Matrix has produced a video profiling the “Network for Adolescent Wellbeing and Development” (NAWD), a Social Science Matrix Project Team that ran during the 2016-2017 academic year.
Matrix has produced a three-minute video profiling the “Network for Adolescent Wellbeing and Development” (NAWD), a Social Science Matrix Project Team that ran during the 2016-2017 academic year. The goal of this team is to develop innovative approaches for research into key issues related to adolescent health, including technology and adolescent well-being, violence prevention, methodological innovations, and reproductive health.
Adolescents make up one-fifth of the world’s population, and many low-income countries are experiencing a “youth bulge,” with a higher proportion of their population made up of adolescents. In the U.S. and globally, youth of color and those in conditions of poverty experience major health and educational disparities. Yet the field of adolescent health is typically organized around individual problems such as pregnancy, sexually-transmitted infections, or violence. What is lacking is an integrative development lens that factors in how contexts—such as families, schools, neighborhoods—shape adolescent health and behavior.
“Adolescence is such a really key pivot point in terms of the trajectory of the life course,” says Emily J. Ozer, PhD, Professor of Community Health and Human Development in the UC Berkeley School of Public Health, who co-led this Matrix Research Team. “It’s really where a lot gets decided in terms of, health and mental health, transition to family, transition to work. There’s a huge demographic increase in adolescents worldwide, particularly in low- and middle-income countries.”

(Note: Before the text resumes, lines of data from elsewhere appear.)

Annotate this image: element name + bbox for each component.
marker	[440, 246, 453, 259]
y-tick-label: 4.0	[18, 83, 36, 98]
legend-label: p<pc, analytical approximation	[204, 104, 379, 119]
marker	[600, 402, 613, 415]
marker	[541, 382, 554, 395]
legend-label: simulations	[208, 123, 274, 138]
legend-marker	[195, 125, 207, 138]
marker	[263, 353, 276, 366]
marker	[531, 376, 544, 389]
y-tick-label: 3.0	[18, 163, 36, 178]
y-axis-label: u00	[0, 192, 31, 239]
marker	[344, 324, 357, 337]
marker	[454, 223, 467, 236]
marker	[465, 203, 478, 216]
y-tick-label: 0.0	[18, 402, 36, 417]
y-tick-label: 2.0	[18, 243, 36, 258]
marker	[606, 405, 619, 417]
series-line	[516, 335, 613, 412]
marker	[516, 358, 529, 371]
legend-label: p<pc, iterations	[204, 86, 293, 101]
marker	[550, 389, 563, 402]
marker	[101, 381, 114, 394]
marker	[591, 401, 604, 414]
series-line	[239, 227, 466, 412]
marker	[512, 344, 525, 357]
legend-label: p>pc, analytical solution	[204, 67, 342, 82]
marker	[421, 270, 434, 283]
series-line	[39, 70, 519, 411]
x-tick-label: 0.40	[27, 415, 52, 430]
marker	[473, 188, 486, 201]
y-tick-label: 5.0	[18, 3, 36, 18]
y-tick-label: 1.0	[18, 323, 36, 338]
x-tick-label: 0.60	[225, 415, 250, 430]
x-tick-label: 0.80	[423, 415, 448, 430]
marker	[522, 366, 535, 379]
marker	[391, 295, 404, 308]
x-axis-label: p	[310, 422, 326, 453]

This Matrix Team brings together some of the numerous faculty and students across campus whose work is relevant to the contexts and factors that shape adolescent development, including experts in diverse fields such as psychology, medicine, economics, neuroscience, social welfare, sociology, public health, education, policy, and information science.
“One particular discipline can’t do it and one particular scholar can’t do it, because no one knows the full ecology of young people’s lives,” says Prudence Carter, Dean of the Graduate School of Education at UC Berkeley. “No one is an expert in the full ecology. Collectively, we kind of speak to the full ecology of youth.”
Since the launch of their work at Matrix, this team received a grant from the UC Berkeley Vice Chancellor for Research Office (VCRO) to advance their work in reducing inequalities among youth. The “Youth and Inequalities” initiative—to be led by Ozer and Carter, along with Colette Auerswald, Associate Professor in the UC Berkeley School of Public Health—will further strengthen connections with education and economics, as well as other units across campus. The researchers will also continue collaborating with Innovations for Youth (I4Y), a growing UC Berkeley center that focuses on the social determinants of health, health disparities, connectedness, and networks for adolescents through a multidisciplinary and multigenerational approach.
“It’s very hard to get faculty together at Berkeley,” says Ozer. “And so when I saw this opportunity to apply for a Social Science Matrix Group, it was a great opportunity to provide some structure and a place and some support and to have a standing meeting for us to get together over lunch, exchange ideas, and just really put some structure around what we’ve been trying to do.”